REPUBLIKA.CO.ID, oleh Rizkyan Adiyudha, Rizky Suryarandika, Dadang Kurnia
Operasi tangkap tangan (OTT) yang digelar KPK terhadap Bupati Probolinggo Puput Tantriana Sari dkk belum lama ini berlanjut pada pengungkapan bahwa, selama ini Puput memerlukan persetujuan dari mantan bupati Probolinggo, Hasan Aminuddin dalam sejumlah keputusan strategis. Termasuk jika Puput ingin melakukan pengangkatan jabatan di Kabupaten Probolinggo, harus melalui persetujuan Hasan.
"Semua keputusan yang akan diambil bupati harus dengan persetujuan suami bupati, termasuk pengangkatan pejabat harus lewat suaminya dan suaminya membubuhkan paraf dulu," kata Ketua KPK Firli Bahuri di Jakarta, Selasa (7/9).
Firli menilai, bahwa tindakan tersebut tentu tidak dapat dibenarkan meski Hasan sempat menjabat bupati Probolinggo dua periode. Dia melanjutkan, apa yang dilakukan oleh suami Puput tersebut memperburuk kualitas kerja pejabat di Probolinggo.

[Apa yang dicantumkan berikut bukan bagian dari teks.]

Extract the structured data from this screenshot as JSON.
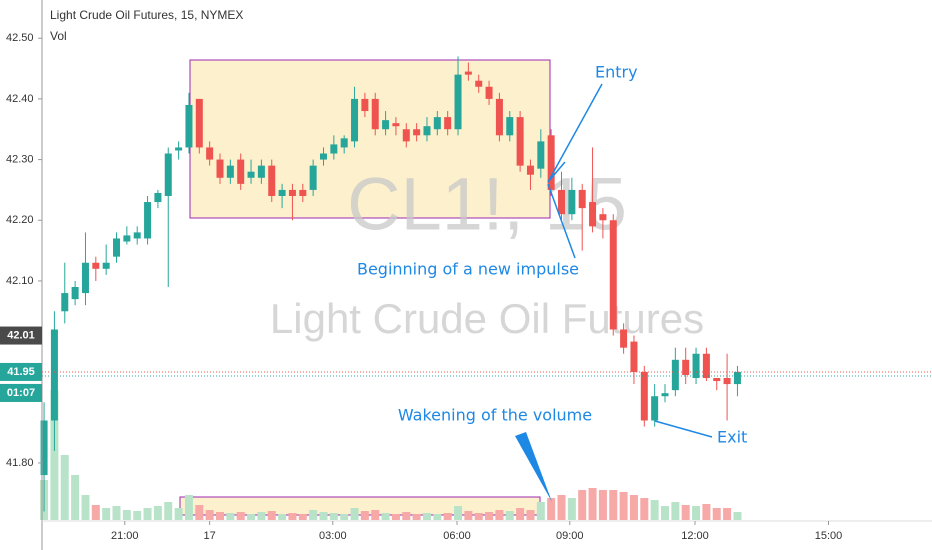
{
  "header": {
    "title": "Light Crude Oil Futures, 15, NYMEX",
    "volume_label": "Vol"
  },
  "watermark": {
    "symbol": "CL1!, 15",
    "name": "Light Crude Oil Futures"
  },
  "chart_data": {
    "type": "candlestick",
    "open": [
      41.78,
      41.87,
      42.05,
      42.07,
      42.08,
      42.13,
      42.12,
      42.14,
      42.165,
      42.17,
      42.17,
      42.23,
      42.24,
      42.315,
      42.32,
      42.4,
      42.32,
      42.3,
      42.27,
      42.3,
      42.27,
      42.27,
      42.29,
      42.24,
      42.25,
      42.25,
      42.25,
      42.3,
      42.31,
      42.32,
      42.33,
      42.4,
      42.4,
      42.35,
      42.36,
      42.35,
      42.35,
      42.34,
      42.35,
      42.37,
      42.35,
      42.445,
      42.43,
      42.42,
      42.4,
      42.34,
      42.37,
      42.29,
      42.285,
      42.34,
      42.25,
      42.21,
      42.25,
      42.23,
      42.21,
      42.2,
      42.02,
      42.0,
      41.95,
      41.87,
      41.91,
      41.92,
      41.97,
      41.94,
      41.98,
      41.94,
      41.94,
      41.93
    ],
    "high": [
      41.9,
      42.05,
      42.13,
      42.1,
      42.18,
      42.14,
      42.16,
      42.18,
      42.19,
      42.19,
      42.24,
      42.25,
      42.32,
      42.33,
      42.41,
      42.4,
      42.33,
      42.31,
      42.3,
      42.31,
      42.3,
      42.3,
      42.3,
      42.26,
      42.26,
      42.26,
      42.3,
      42.32,
      42.34,
      42.34,
      42.42,
      42.41,
      42.41,
      42.38,
      42.37,
      42.36,
      42.36,
      42.37,
      42.38,
      42.38,
      42.47,
      42.46,
      42.44,
      42.43,
      42.41,
      42.38,
      42.38,
      42.3,
      42.35,
      42.35,
      42.28,
      42.27,
      42.26,
      42.32,
      42.22,
      42.21,
      42.03,
      42.01,
      41.96,
      41.93,
      41.93,
      41.99,
      41.99,
      41.99,
      41.99,
      41.94,
      41.98,
      41.96
    ],
    "low": [
      41.72,
      41.82,
      42.03,
      42.06,
      42.06,
      42.1,
      42.11,
      42.13,
      42.16,
      42.16,
      42.16,
      42.22,
      42.09,
      42.3,
      42.31,
      42.31,
      42.29,
      42.26,
      42.26,
      42.25,
      42.26,
      42.26,
      42.23,
      42.22,
      42.2,
      42.23,
      42.24,
      42.29,
      42.3,
      42.31,
      42.32,
      42.37,
      42.34,
      42.34,
      42.34,
      42.32,
      42.33,
      42.33,
      42.34,
      42.34,
      42.34,
      42.43,
      42.41,
      42.39,
      42.33,
      42.33,
      42.28,
      42.25,
      42.27,
      42.24,
      42.2,
      42.2,
      42.15,
      42.18,
      42.17,
      42.01,
      41.98,
      41.93,
      41.86,
      41.86,
      41.9,
      41.91,
      41.93,
      41.93,
      41.935,
      41.92,
      41.87,
      41.91
    ],
    "close": [
      41.87,
      42.02,
      42.08,
      42.09,
      42.13,
      42.12,
      42.13,
      42.17,
      42.175,
      42.18,
      42.23,
      42.245,
      42.31,
      42.32,
      42.39,
      42.32,
      42.3,
      42.27,
      42.29,
      42.26,
      42.28,
      42.29,
      42.24,
      42.25,
      42.24,
      42.24,
      42.29,
      42.31,
      42.325,
      42.335,
      42.4,
      42.38,
      42.35,
      42.365,
      42.355,
      42.33,
      42.34,
      42.355,
      42.37,
      42.35,
      42.44,
      42.44,
      42.42,
      42.4,
      42.34,
      42.37,
      42.29,
      42.275,
      42.33,
      42.25,
      42.21,
      42.25,
      42.22,
      42.19,
      42.2,
      42.02,
      41.99,
      41.95,
      41.87,
      41.91,
      41.915,
      41.97,
      41.945,
      41.98,
      41.94,
      41.935,
      41.93,
      41.95
    ],
    "volume": [
      40,
      130,
      65,
      45,
      25,
      15,
      12,
      14,
      10,
      9,
      12,
      14,
      18,
      12,
      25,
      15,
      10,
      8,
      7,
      8,
      6,
      8,
      9,
      6,
      7,
      6,
      10,
      8,
      7,
      6,
      12,
      9,
      10,
      7,
      6,
      8,
      6,
      7,
      6,
      7,
      14,
      9,
      7,
      8,
      10,
      9,
      12,
      10,
      18,
      22,
      25,
      22,
      30,
      32,
      30,
      30,
      28,
      25,
      22,
      20,
      14,
      18,
      15,
      14,
      16,
      12,
      12,
      8
    ],
    "up_color": "#26a69a",
    "down_color": "#ef5350",
    "volume_up_color": "#b9e3c9",
    "volume_down_color": "#f6a9a7",
    "ylim": [
      41.706,
      42.563
    ],
    "yticks": [
      {
        "value": 42.5,
        "label": "42.50"
      },
      {
        "value": 42.4,
        "label": "42.40"
      },
      {
        "value": 42.3,
        "label": "42.30"
      },
      {
        "value": 42.2,
        "label": "42.20"
      },
      {
        "value": 42.1,
        "label": "42.10"
      },
      {
        "value": 41.8,
        "label": "41.80"
      }
    ],
    "xlim": [
      -0.2,
      85.8
    ],
    "xticks": [
      {
        "value": 7.8,
        "label": "21:00"
      },
      {
        "value": 16.0,
        "label": "17"
      },
      {
        "value": 27.9,
        "label": "03:00"
      },
      {
        "value": 39.9,
        "label": "06:00"
      },
      {
        "value": 50.8,
        "label": "09:00"
      },
      {
        "value": 62.9,
        "label": "12:00"
      },
      {
        "value": 75.8,
        "label": "15:00"
      }
    ],
    "volume_lim": [
      0,
      140
    ],
    "markers": [
      {
        "value": 42.01,
        "label": "42.01",
        "color": "#4a4a4a"
      },
      {
        "value": 41.95,
        "label": "41.95",
        "color": "#26a69a"
      }
    ],
    "countdown": "01:07",
    "annotations": [
      "Entry",
      "Beginning of a new impulse",
      "Wakening of the volume",
      "Exit"
    ]
  }
}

"Kalau ini terus terjadi, sulit rasanya masyarakat menerima pelayanan yang mudah, murah dan berkualitas terbaik," katanya.
Firli mengaku prihatin dengan adanya suap lelang jabatan hingga ke tingkat kepala desa (kades). Mantan deputi penindakan KPK menilai tidak menutup kemungkinan suap dilakukan bukan hanya jabatan kepala desa tetapi hingga ke camat, kepala sekolah, kepala dinas dan jabatan publik lainnya.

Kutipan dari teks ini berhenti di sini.